Lee, Peter (2017). 'Challenging Inequalities from Below and On the Ground: Comprehensive Primary Health Care, Community-Based Development, and Sustained Social Change' Paper presented at the annual conference of the HDCA, Cape Town 2017.
Founded in the 1970s by two physicians, the Comprehensive Rural Health Project (CRHP) in rural Maharashtra, India employs a community-based, integrated approach that addresses underlying socioeconomic deterrents of health including poverty and gender inequality. CRHP's model (alternatively the Jamkhed model) emphasizes three principles: equity, integration and empowerment. One to two women from local project villages that have agreed to participate are trained as village health workers (VHWs) by CRHP. Working at a grassroots level within their village communities, VHWs share their knowledge and skills, provide primary health care services, demystify medicine, and disseminate information concerning practices of health and care. As a result, for the past forty years, CRHP and the VHWs have been able to drastically improve the health landscape within project villages. Malnutrition, infant mortality, maternal mortality, and endemic diseases such as malaria and scabies have rapidly declined since the program's implementaiton. In intimately recognition the fundamental link between social arrangments and health as not the absence of disease or infirmity but rather as the complete state of physical, mental, and social well-being, VHWs endeavor to prevent the negative, embodied experiences of caste, gender, and class through dismantling the power afforded to social constructions of hierachy. Gender based-violence, caste-based violence, and the incidence of dowry have also subsequently declined since the program's implementation.
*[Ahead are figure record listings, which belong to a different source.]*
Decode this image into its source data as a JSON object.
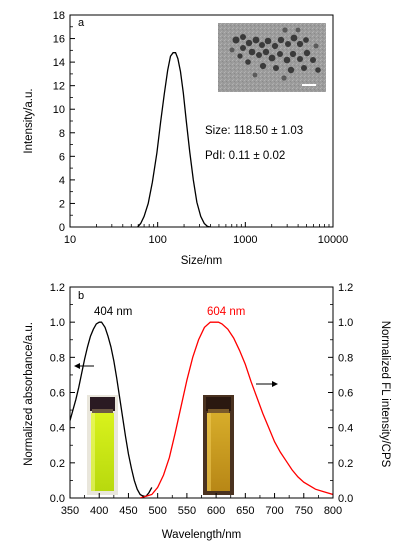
{
  "chart_data": [
    {
      "type": "line",
      "panel_label": "a",
      "xlabel": "Size/nm",
      "ylabel": "Intensity/a.u.",
      "x_scale": "log",
      "xlim": [
        10,
        10000
      ],
      "ylim": [
        0,
        18
      ],
      "x_ticks": [
        {
          "value": 10,
          "label": "10"
        },
        {
          "value": 100,
          "label": "100"
        },
        {
          "value": 1000,
          "label": "1000"
        },
        {
          "value": 10000,
          "label": "10000"
        }
      ],
      "y_ticks": [
        {
          "value": 0,
          "label": "0"
        },
        {
          "value": 2,
          "label": "2"
        },
        {
          "value": 4,
          "label": "4"
        },
        {
          "value": 6,
          "label": "6"
        },
        {
          "value": 8,
          "label": "8"
        },
        {
          "value": 10,
          "label": "10"
        },
        {
          "value": 12,
          "label": "12"
        },
        {
          "value": 14,
          "label": "14"
        },
        {
          "value": 16,
          "label": "16"
        },
        {
          "value": 18,
          "label": "18"
        }
      ],
      "series": [
        {
          "color": "#000000",
          "x": [
            59,
            64,
            70,
            78,
            87,
            98,
            108,
            119,
            130,
            140,
            150,
            160,
            170,
            182,
            196,
            212,
            232,
            255,
            280,
            310,
            340,
            370,
            400
          ],
          "y": [
            0,
            0.3,
            0.9,
            2.0,
            3.8,
            6.3,
            8.9,
            11.3,
            13.3,
            14.5,
            14.8,
            14.8,
            14.3,
            13.2,
            11.4,
            9.0,
            6.4,
            4.0,
            2.1,
            0.9,
            0.3,
            0.05,
            0
          ]
        }
      ],
      "annotations": [
        {
          "text": "Size: 118.50 ± 1.03"
        },
        {
          "text": "PdI: 0.11 ± 0.02"
        }
      ],
      "inset": "TEM image of nanoparticles"
    },
    {
      "type": "line",
      "panel_label": "b",
      "xlabel": "Wavelength/nm",
      "ylabel": "Normalized absorbance/a.u.",
      "y2label": "Normalized FL intensity/CPS",
      "xlim": [
        350,
        800
      ],
      "ylim": [
        0,
        1.2
      ],
      "y2lim": [
        0,
        1.2
      ],
      "x_ticks": [
        350,
        400,
        450,
        500,
        550,
        600,
        650,
        700,
        750,
        800
      ],
      "y_ticks": [
        "0.0",
        "0.2",
        "0.4",
        "0.6",
        "0.8",
        "1.0",
        "1.2"
      ],
      "series": [
        {
          "axis": "left",
          "color": "#000000",
          "peak_label": "404 nm",
          "x": [
            350,
            355,
            360,
            365,
            370,
            375,
            380,
            385,
            390,
            395,
            400,
            404,
            410,
            415,
            420,
            425,
            430,
            435,
            440,
            445,
            450,
            455,
            460,
            465,
            470,
            475,
            480,
            485,
            490
          ],
          "y": [
            0.44,
            0.5,
            0.56,
            0.63,
            0.71,
            0.79,
            0.86,
            0.92,
            0.96,
            0.99,
            1.0,
            1.0,
            0.97,
            0.92,
            0.86,
            0.78,
            0.68,
            0.57,
            0.46,
            0.35,
            0.25,
            0.17,
            0.1,
            0.05,
            0.02,
            0.01,
            0.01,
            0.03,
            0.06
          ]
        },
        {
          "axis": "right",
          "color": "#ff0000",
          "peak_label": "604 nm",
          "x": [
            470,
            480,
            490,
            500,
            510,
            520,
            530,
            540,
            550,
            560,
            570,
            580,
            590,
            600,
            604,
            610,
            620,
            630,
            640,
            650,
            660,
            670,
            680,
            690,
            700,
            710,
            720,
            730,
            740,
            750,
            760,
            770,
            780,
            790,
            800
          ],
          "y": [
            0.0,
            0.01,
            0.02,
            0.06,
            0.13,
            0.23,
            0.37,
            0.52,
            0.67,
            0.8,
            0.9,
            0.97,
            1.0,
            1.0,
            1.0,
            0.99,
            0.96,
            0.91,
            0.84,
            0.76,
            0.66,
            0.57,
            0.48,
            0.4,
            0.32,
            0.26,
            0.21,
            0.16,
            0.12,
            0.09,
            0.07,
            0.05,
            0.04,
            0.03,
            0.02
          ]
        }
      ],
      "insets": [
        "vial photo under daylight",
        "vial photo under UV light"
      ]
    }
  ],
  "colors": {
    "absorbance": "#000000",
    "fluorescence": "#ff0000"
  }
}
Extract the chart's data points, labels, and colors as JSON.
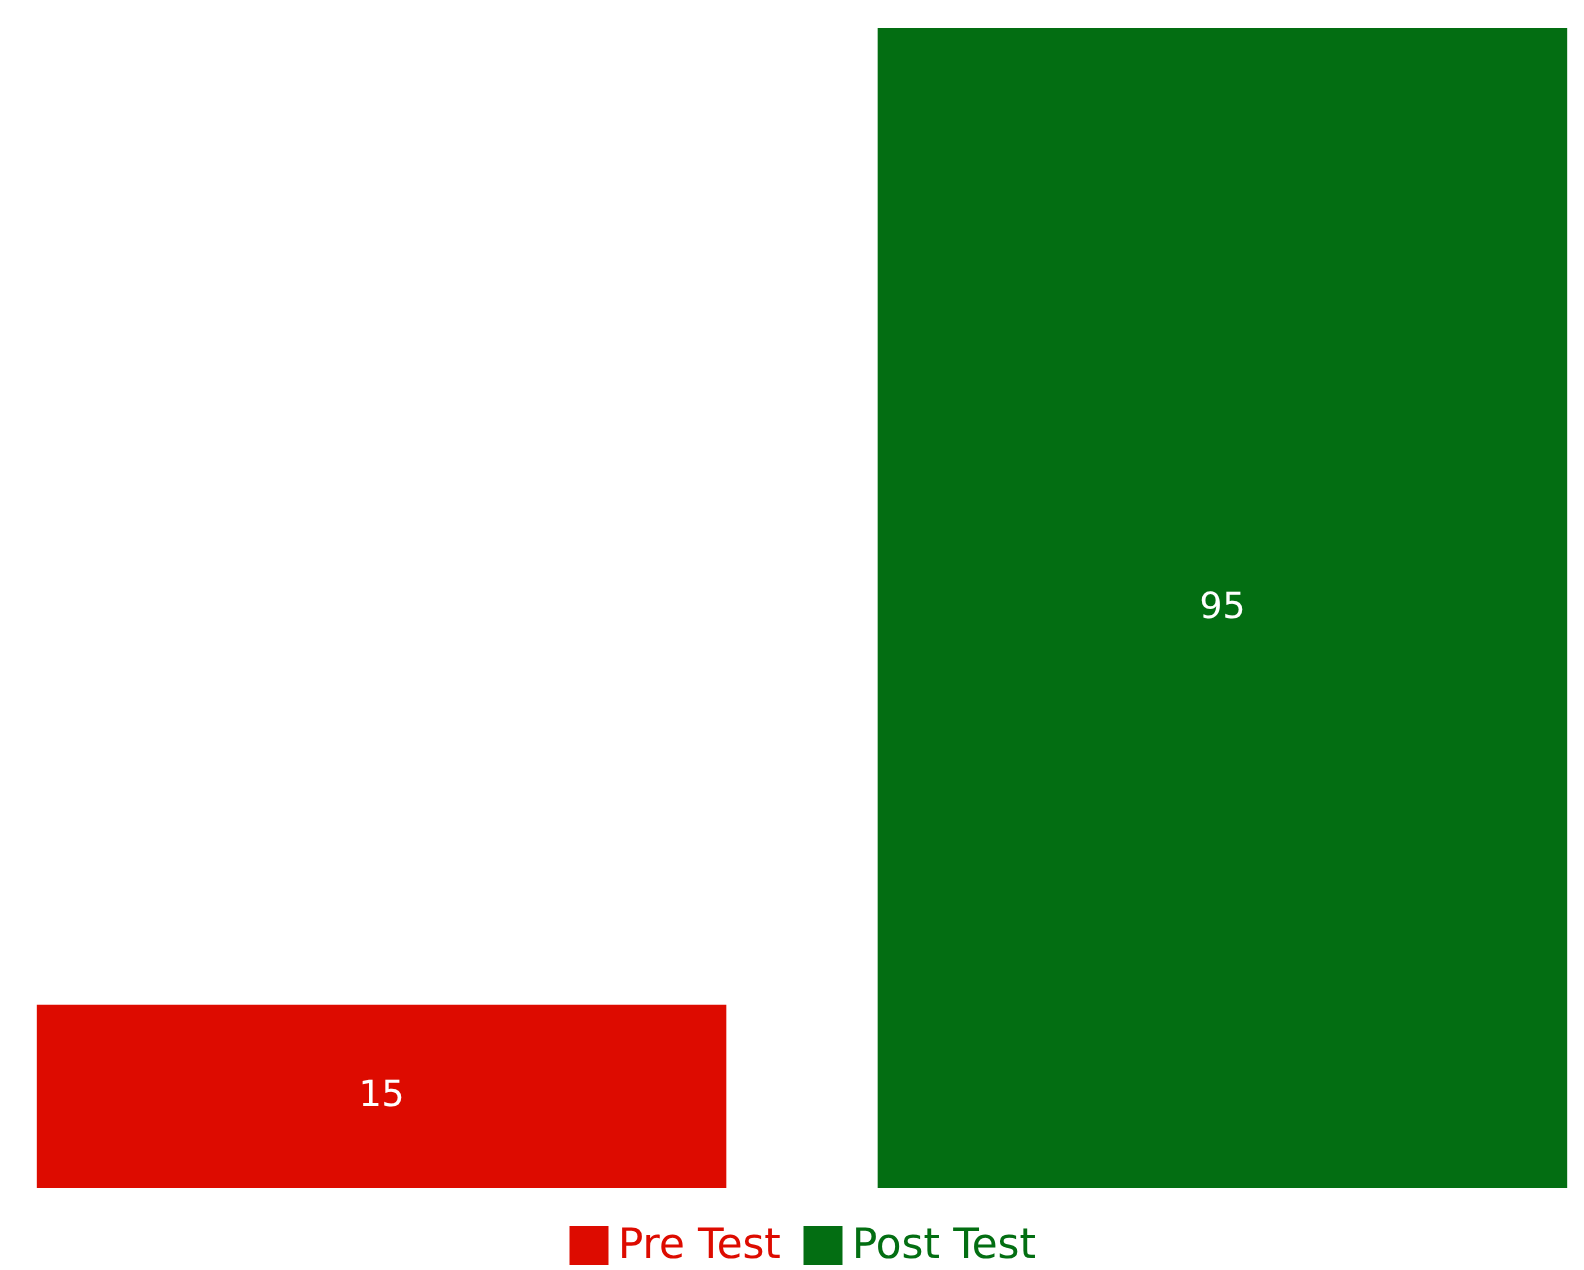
{
  "chart_data": {
    "type": "bar",
    "categories": [
      null,
      null
    ],
    "stacked": true,
    "series": [
      {
        "name": "Pre Test",
        "color": "#dd0b00",
        "values": [
          15,
          null
        ]
      },
      {
        "name": "Post Test",
        "color": "#036e12",
        "values": [
          null,
          95
        ]
      }
    ],
    "data_labels": true,
    "legend": "bottom"
  }
}
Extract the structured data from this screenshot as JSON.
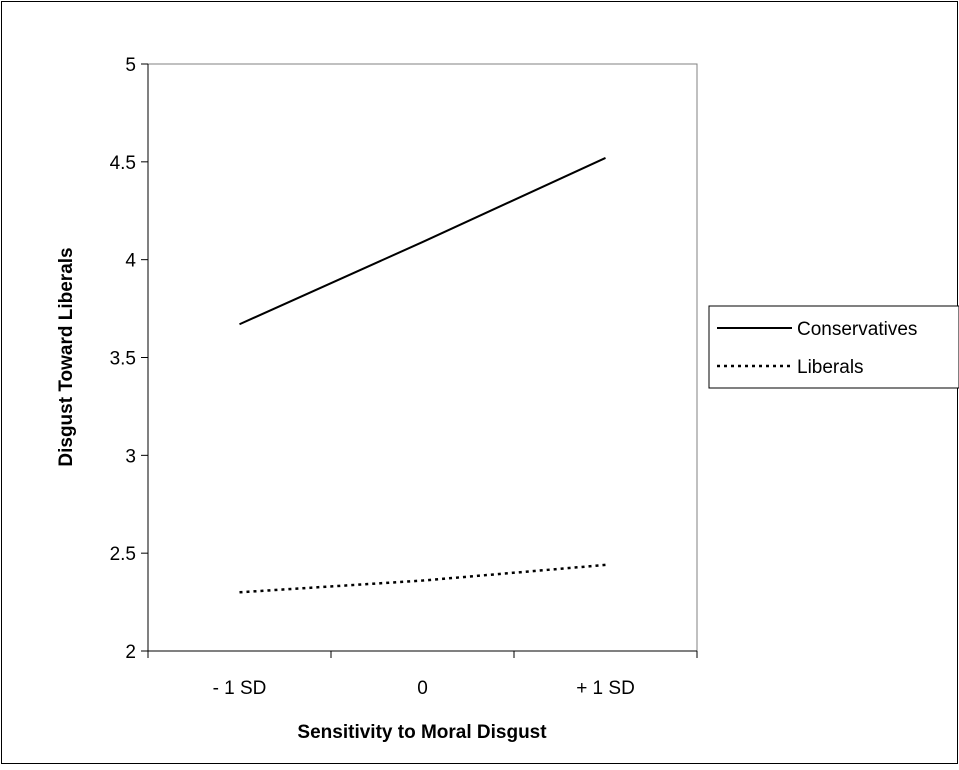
{
  "chart_data": {
    "type": "line",
    "title": "",
    "xlabel": "Sensitivity to Moral Disgust",
    "ylabel": "Disgust Toward Liberals",
    "categories": [
      "- 1 SD",
      "0",
      "+ 1 SD"
    ],
    "ylim": [
      2,
      5
    ],
    "yticks": [
      "2",
      "2.5",
      "3",
      "3.5",
      "4",
      "4.5",
      "5"
    ],
    "grid": false,
    "legend_position": "right",
    "series": [
      {
        "name": "Conservatives",
        "style": "solid",
        "color": "#000000",
        "values": [
          3.67,
          4.09,
          4.52
        ]
      },
      {
        "name": "Liberals",
        "style": "dotted",
        "color": "#000000",
        "values": [
          2.3,
          2.36,
          2.44
        ]
      }
    ]
  }
}
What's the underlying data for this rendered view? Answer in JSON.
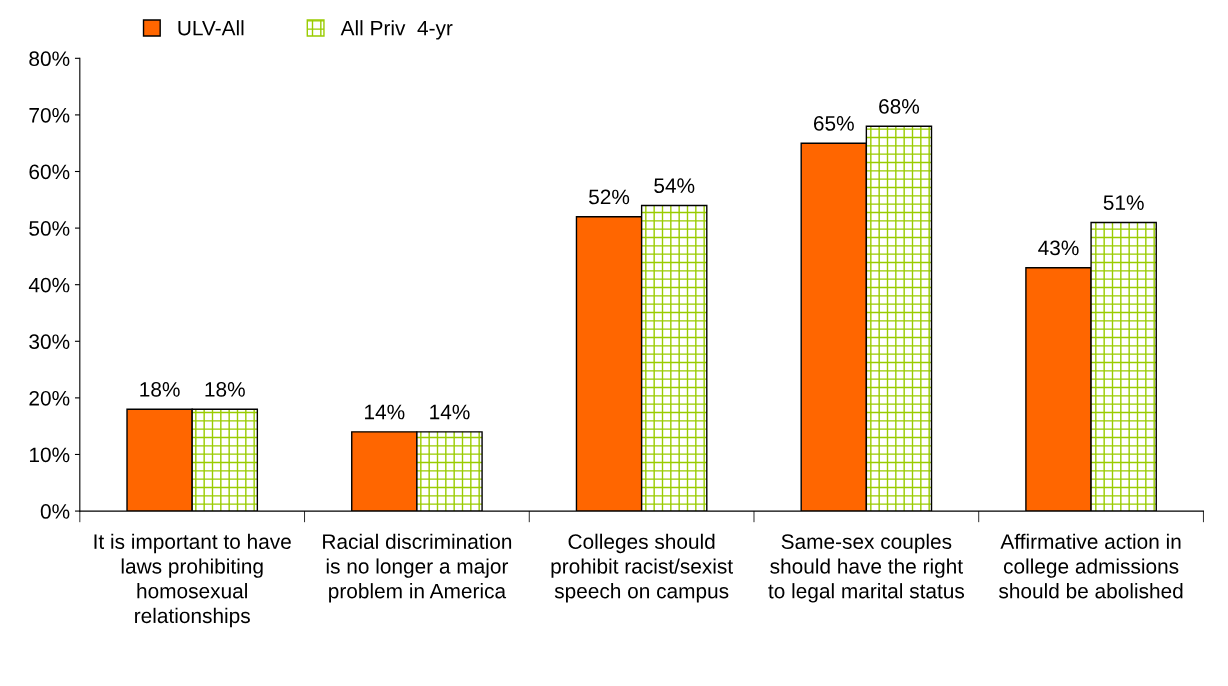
{
  "chart_data": {
    "type": "bar",
    "categories": [
      "It is important to have laws prohibiting homosexual relationships",
      "Racial discrimination is no longer a major problem in America",
      "Colleges should prohibit racist/sexist speech on campus",
      "Same-sex couples should have the right to legal marital status",
      "Affirmative action in college admissions should be abolished"
    ],
    "series": [
      {
        "name": "ULV-All",
        "color": "#ff6600",
        "values": [
          18,
          14,
          52,
          65,
          43
        ],
        "value_labels": [
          "18%",
          "14%",
          "52%",
          "65%",
          "43%"
        ]
      },
      {
        "name": "All Priv  4-yr",
        "color": "#99cc00",
        "values": [
          18,
          14,
          54,
          68,
          51
        ],
        "value_labels": [
          "18%",
          "14%",
          "54%",
          "68%",
          "51%"
        ]
      }
    ],
    "ylim": [
      0,
      80
    ],
    "yticks": [
      {
        "value": 0,
        "label": "0%"
      },
      {
        "value": 10,
        "label": "10%"
      },
      {
        "value": 20,
        "label": "20%"
      },
      {
        "value": 30,
        "label": "30%"
      },
      {
        "value": 40,
        "label": "40%"
      },
      {
        "value": 50,
        "label": "50%"
      },
      {
        "value": 60,
        "label": "60%"
      },
      {
        "value": 70,
        "label": "70%"
      },
      {
        "value": 80,
        "label": "80%"
      }
    ],
    "grid": false,
    "legend": "top"
  }
}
In addition to their medical work, VHWs organize self-help groups for both women and men. Self-help groups receive support from banks, international organizations, and nongovernmental organizations in the form of financial loans which are utilized often for the production of agriculture, livestock, and bricks. In conjunction with health improvement, these microeconomic income generation projects contribute to sustainble social change for women, for their families, and for their village communities at-large.
Although these communities in rural India are still in the process of overcoming poverty as strictly defined by economic indices of income, CRHP - the Jamkhed Model of health - nevertheless demonstrates the potentials of a community-based, comprehensive primary health care approach. Utilizing CRHP as a case study, this paper, based on ethnographic fieldwork, examines the mobilization of the capability approach in global health praxis and practice. How does a fundamental understanding of social, political, economic, and historical inequalities inform equity-based development? How can challenging structural inequalities enable, if not translate, into [individual and community] empowerment, freedom, and social justice? How will grassroots efforts of resistance and resilience allow for agency, mobility, and sustained social change? As ill-being is the inscription of lived local realites and is the embodiment of inequality and inequity, this paper concludes with an exploration of health as a framework for the capability approach to capture the diverse multidimensional nature of human lives; to further understand functionings; and to be better equipped in endeavors of development, policy making, and implementation.